她確實已經練出了腹肌,但這個年紀已經開始發育,女孩子軟乎乎的身體緊緊貼了上來,那種觸感讓松田陣平差點沒被她嚇得直接跳起來。

他用手抵著她的腦袋,想把她推開,一邊耳根通紅地沖她大喊,“由紀你還是小孩子嗎?!”

棲川由紀沒放手,趴在桌上睡覺被壓出紅痕的額頭貼著他的手心,不管他再用力也不後退,反駁道,“陣平也還是小孩子啊。”

他堅持著,“我才不是小孩子了!是由紀你太幼稚了!”

“小由紀是做了什麽噩夢嗎?”萩原研二湊過來,從背後安撫地摸了摸她的頭,手撐在桌面上,傾身靠了過來。

他的氣息從背後壓近,棲川由紀沒覺得有什麽不對勁,只是悶悶地答道,“嗯。”

松田陣平越過把腦袋埋進自己頸窩的女孩子,瞳孔地震地看著另一位幼馴染。

“hagi,你……!”

萩原研二朝他眨了眨眼睛,頗為古靈精怪地wink了一下,然後伸手從後面抱了上來。

松田陣平神色僵硬地感受到了他環過中間的女孩子,然後又搭上自己腰的雙手。

“小陣平也還是小孩子,所以沒必要太堅強,”萩原研二抱住兩個幼馴染,承諾道,“無論如何,我們都會陪在小陣平身邊的。

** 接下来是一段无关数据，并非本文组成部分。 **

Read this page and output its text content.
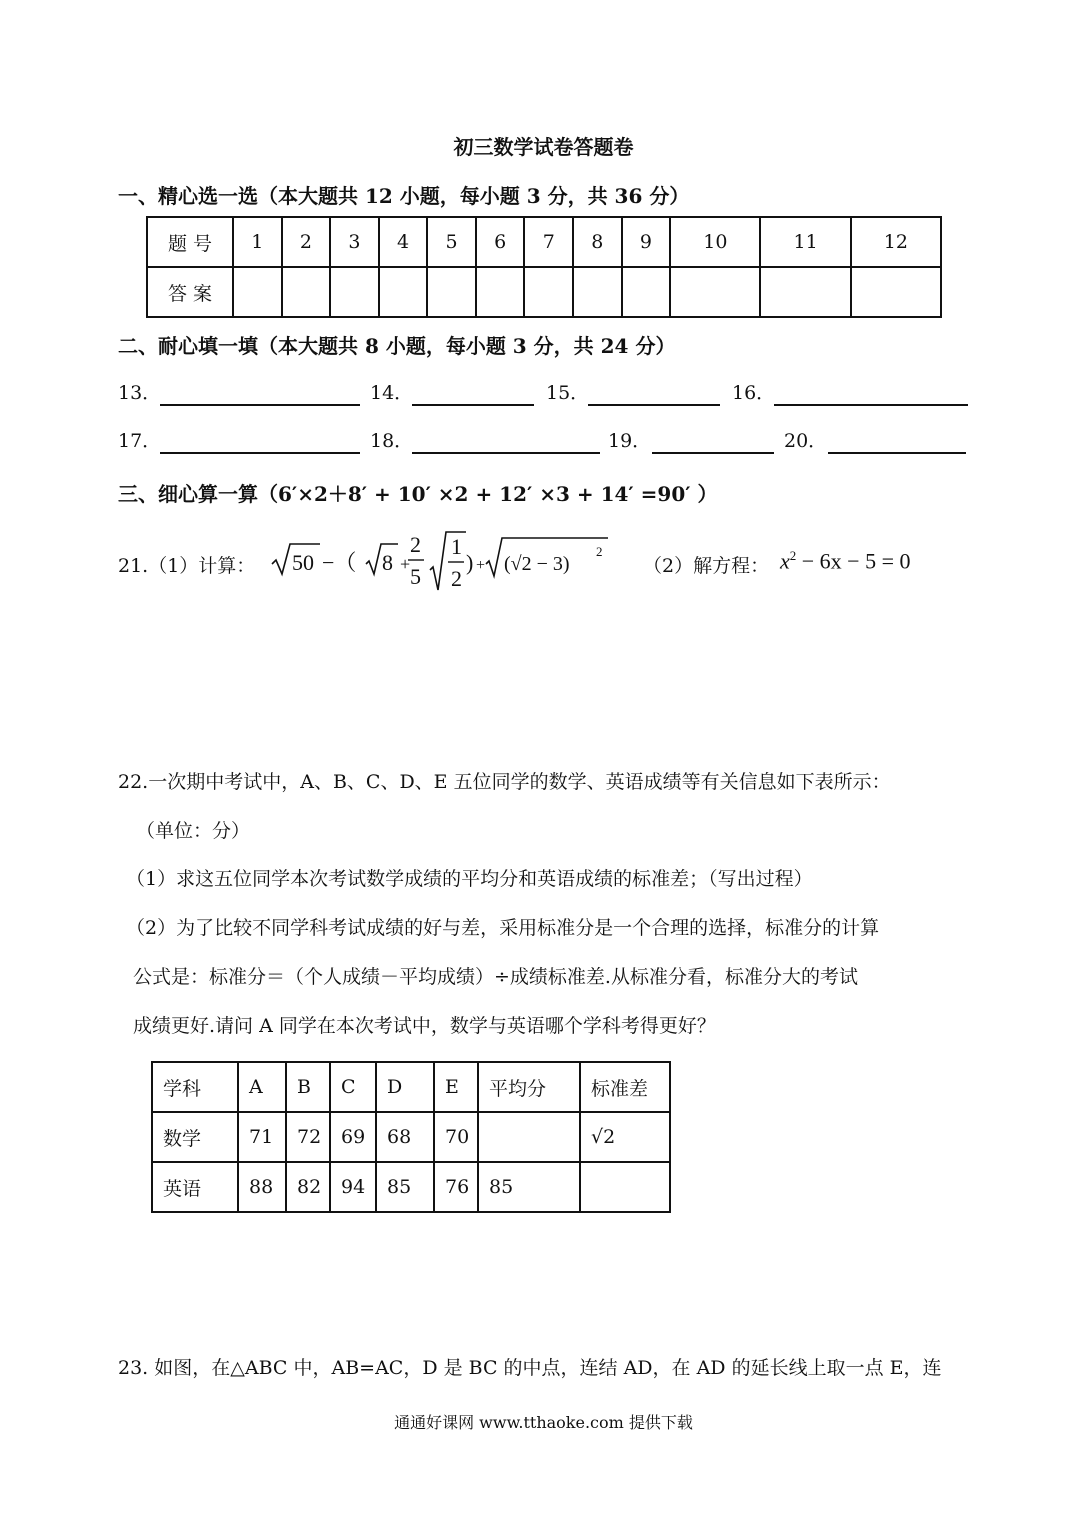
初三数学试卷答题卷
一、精心选一选（本大题共 12 小题，每小题 3 分，共 36 分）
题 号	1	2	3	4	5	6	7	8	9	10	11	12
答 案												
二、耐心填一填（本大题共 8 小题，每小题 3 分，共 24 分）
13．	14．	15．	16．
17．	18．	19．	20．
三、细心算一算（6′×2＋8′ + 10′ ×2 + 12′ ×3 + 14′ =90′ ）
21.（1）计算： 50 −（ 8 +
2
5
1
2
) + (√2 − 3)
2
（2）解方程： $x^2 - 6x - 5 = 0$
22.一次期中考试中，A、B、C、D、E 五位同学的数学、英语成绩等有关信息如下表所示：
（单位：分）
（1）求这五位同学本次考试数学成绩的平均分和英语成绩的标准差；（写出过程）
（2）为了比较不同学科考试成绩的好与差，采用标准分是一个合理的选择，标准分的计算
公式是：标准分＝（个人成绩－平均成绩）÷成绩标准差.从标准分看，标准分大的考试
成绩更好.请问 A 同学在本次考试中，数学与英语哪个学科考得更好？
学科	A	B	C	D	E	平均分	标准差
数学	71	72	69	68	70		√2
英语	88	82	94	85	76	85	
23. 如图，在△ABC 中，AB=AC，D 是 BC 的中点，连结 AD，在 AD 的延长线上取一点 E，连
通通好课网 www.tthaoke.com 提供下载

”

“嗯!”棲川由紀堅定地擁護了他的言論。

更小的時候也不是沒有這麽三個人抱在一起過,但松田陣平還是不免產生了些許的疑問——

真的可以嗎?一直陪在自己身邊什麽的。

就算是爸媽也會有自己的生活、自己的未來,不會和他捆綁在一起。那麽幼馴染這種存在,是真的可以永遠呆在一起的嗎?

但腦海裏產生這種想法的一瞬間,松田陣平就自我否決了。

這兩個笨蛋現在這樣來安慰他、不就是覺得他可能會那樣想嗎?他才不會呢。

在未來,不會再出現第四個人,比他們互相之間更了解,也不會再出現第四個人,比他們互相之間相處的時間更久。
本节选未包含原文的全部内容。